The memo gives as good an account of this paradoxical result as we have so far. Here are some relevant excerpts, but I urge you to read the memo in full and consult the extensive supporting material:
...The president and his campaign acted boldly to create an election dynamic that enabled Bush to escape the consequences of his incumbency and the public’s desire for change. That included a contrast on character and leadership, though that would not have saved the president. More important was the attack on Kerry on abortion and gay marriage and the extreme cultural polarization of the country. That proved effective at the end because the president was able to keep the election centered on safety (the terrorist threat) and values, rather than on Iraq and the stagnant economy. Bush asked people to vote their beliefs and feelings, rather than to judge his performance or ideas for the future.
That is why George Bush’s vote on Election Day exceeded his pre-election job approval and exceeded his final poll numbers.
...John Kerry and his campaign were in a position to win the presidency, falling short at the end. While Kerry crossed the threshold on security, he was weighed down by doubts about his convictions and authenticity and cultural baggage that left him short with rural, many blue collar, non-college educated and union voters, and Hispanics. In the end, Kerry was unable to make the economy a central point of choice and change or break through with his vision for creating better jobs with more affordable health care. When that became apparent in the last week, large sections of downscale America shifted, opting to vote their values, rather than their economic worries. That produced a cultural surge at the end, an intensified polarization that took down many Democrats in rural states and the South, that diminished their blue collar support generally and that allowed George Bush to get a national majority from red America.

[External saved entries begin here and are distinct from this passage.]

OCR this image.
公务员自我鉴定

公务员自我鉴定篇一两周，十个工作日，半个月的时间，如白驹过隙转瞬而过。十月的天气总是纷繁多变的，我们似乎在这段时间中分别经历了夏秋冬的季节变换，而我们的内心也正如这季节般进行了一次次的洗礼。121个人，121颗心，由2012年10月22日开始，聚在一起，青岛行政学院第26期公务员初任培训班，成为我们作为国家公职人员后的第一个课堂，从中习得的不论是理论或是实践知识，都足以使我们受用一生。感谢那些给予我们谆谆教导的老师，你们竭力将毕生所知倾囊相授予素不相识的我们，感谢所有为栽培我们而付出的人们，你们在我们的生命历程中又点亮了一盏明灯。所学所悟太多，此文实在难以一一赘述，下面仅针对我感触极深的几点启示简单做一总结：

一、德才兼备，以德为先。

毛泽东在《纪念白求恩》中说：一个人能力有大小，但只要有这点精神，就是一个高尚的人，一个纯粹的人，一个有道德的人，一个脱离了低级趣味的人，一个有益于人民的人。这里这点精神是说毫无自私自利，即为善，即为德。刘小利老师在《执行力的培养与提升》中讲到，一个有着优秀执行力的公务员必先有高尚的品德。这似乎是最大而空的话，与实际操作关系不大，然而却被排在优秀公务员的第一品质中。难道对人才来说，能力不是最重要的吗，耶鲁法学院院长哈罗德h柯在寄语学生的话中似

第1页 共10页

...A sizeable majority felt the country was headed in the wrong direction; their top issues remained the economy and jobs and Iraq, along with the war on terrorism. Indeed, many more voters said they wanted an election about the economy and health care, rather than about how to keep America safe (52 to 41 percent).
...The answer [to the question of why a change electorate re-elected the incumbent] lies in the success of the Bush campaign in defining John Kerry and in keeping the campaign centered on safety and values to the end. It also lies in the inability of the Democrats to make the economy and their vision for the country compelling for the electorate, particularly those most hurt by current changes. Together, that gave us the cultural polarization of the 2004 election.

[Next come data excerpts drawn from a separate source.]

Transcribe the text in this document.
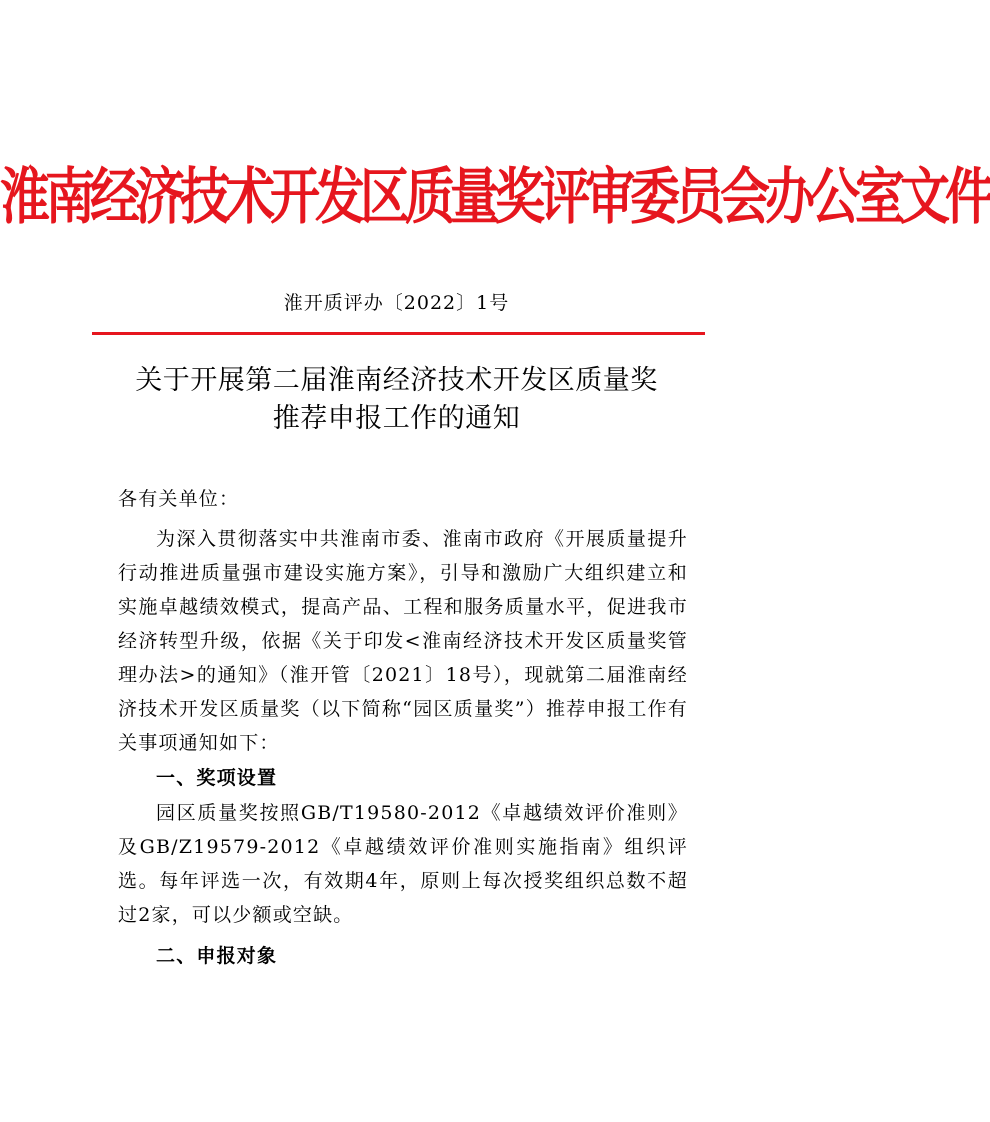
淮南经济技术开发区质量奖评审委员会办公室文件
淮开质评办〔2022〕1号
关于开展第二届淮南经济技术开发区质量奖
推荐申报工作的通知

各有关单位：

为深入贯彻落实中共淮南市委、淮南市政府《开展质量提升行动推进质量强市建设实施方案》，引导和激励广大组织建立和实施卓越绩效模式，提高产品、工程和服务质量水平，促进我市经济转型升级，依据《关于印发<淮南经济技术开发区质量奖管理办法>的通知》（淮开管〔2021〕18号），现就第二届淮南经济技术开发区质量奖（以下简称“园区质量奖”）推荐申报工作有关事项通知如下：

一、奖项设置

园区质量奖按照GB/T19580-2012《卓越绩效评价准则》及GB/Z19579-2012《卓越绩效评价准则实施指南》组织评选。每年评选一次，有效期4年，原则上每次授奖组织总数不超过2家，可以少额或空缺。

二、申报对象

...[T]he very late deciders, either broke evenly or more for Kerry, as one would expect in an incumbent election. But...that was swamped by the shift of downscale voters in the final week and a half, as values trumped the undeveloped economic concerns. In that period, the vote broke for Bush by 55 to 44 percent.
...Many of these downscale voters were concerned about economic problems as well as moral decline. They mostly hung back from Bush, many providing him with less support than in 2000, until the final 10
days of the election. This pattern was most evident for the following groups:
• Among white rural voters – key to what happened in so many battleground states and in so many U.S. Senate races – Bush’s vote was at only 57 percent, 6 points below where Bush stood in 2000. But about 10 days out, they broke, ultimately giving Bush what he achieved four years earlier.
• Among white older non-college educated women, Bush’s vote had fallen
to 45 percent, 5 points below his 2000 level, though the vote started to break 10 days out and moved to Bush in the final weekend, ultimately reaching 58 percent.
• The white older non-college educated men also lagged for Bush. In the last week, Bush’s vote stood at 52 percent, 6 points below the 2000 level, but they broke Bush on Election Day.
• White seniors were lagging for Bush right to the end, with Bush 4 points below the 2000 level. But with few material issues being debated in 2004 – no “lock box” – seniors voted their moral concerns, giving Bush a stunning 59 percent. (In The Two Americas, Greenberg highlighted how seniors have always given Republicans about 60 percent of their votes before seniors issues were contested, starting in 1992.)
...In this final phase, unfortunately, the economic issues slipped away for the Democrats. After the debates, voters preferred Kerry over Bush on the economy by up to 7 points, but in the final week that slipped to just 2 points. More importantly, the issue focus moved away from the economy and to Iraq. Both during the debates and on Election Day, a third of the voters said terrorism was their top voting issue. Iraq grew in importance through the final weeks – up from 19 to 26 percent – but at the expense of the economy and jobs, which dropped from 35 to 28 percent. This election moved away from the Democrats’ key issues and choice in the final phase of voter decision-making.
When the economy slipped away as an issue in this final phase, Bush was in a strong position to consolidate these voters on their worries about terrorist and safety and their worries about John Kerry on the cultural issues and his values. That led to the late shift of white rural, blue collar, and senior voters to Bush. That gave Bush his narrow national majority.
So there you have it: a very plausible description of how Bush managed to win this election--a description that adds a great deal of important detail to the generally superficial newspaper accounts of Bush's victory. Lacking, however, is much of an explanation for why this cultural surge at the end of the campaign took place and what, if anything, Democrats could have done to forestall it.
That's a tough one--and one we're all going to have to think about.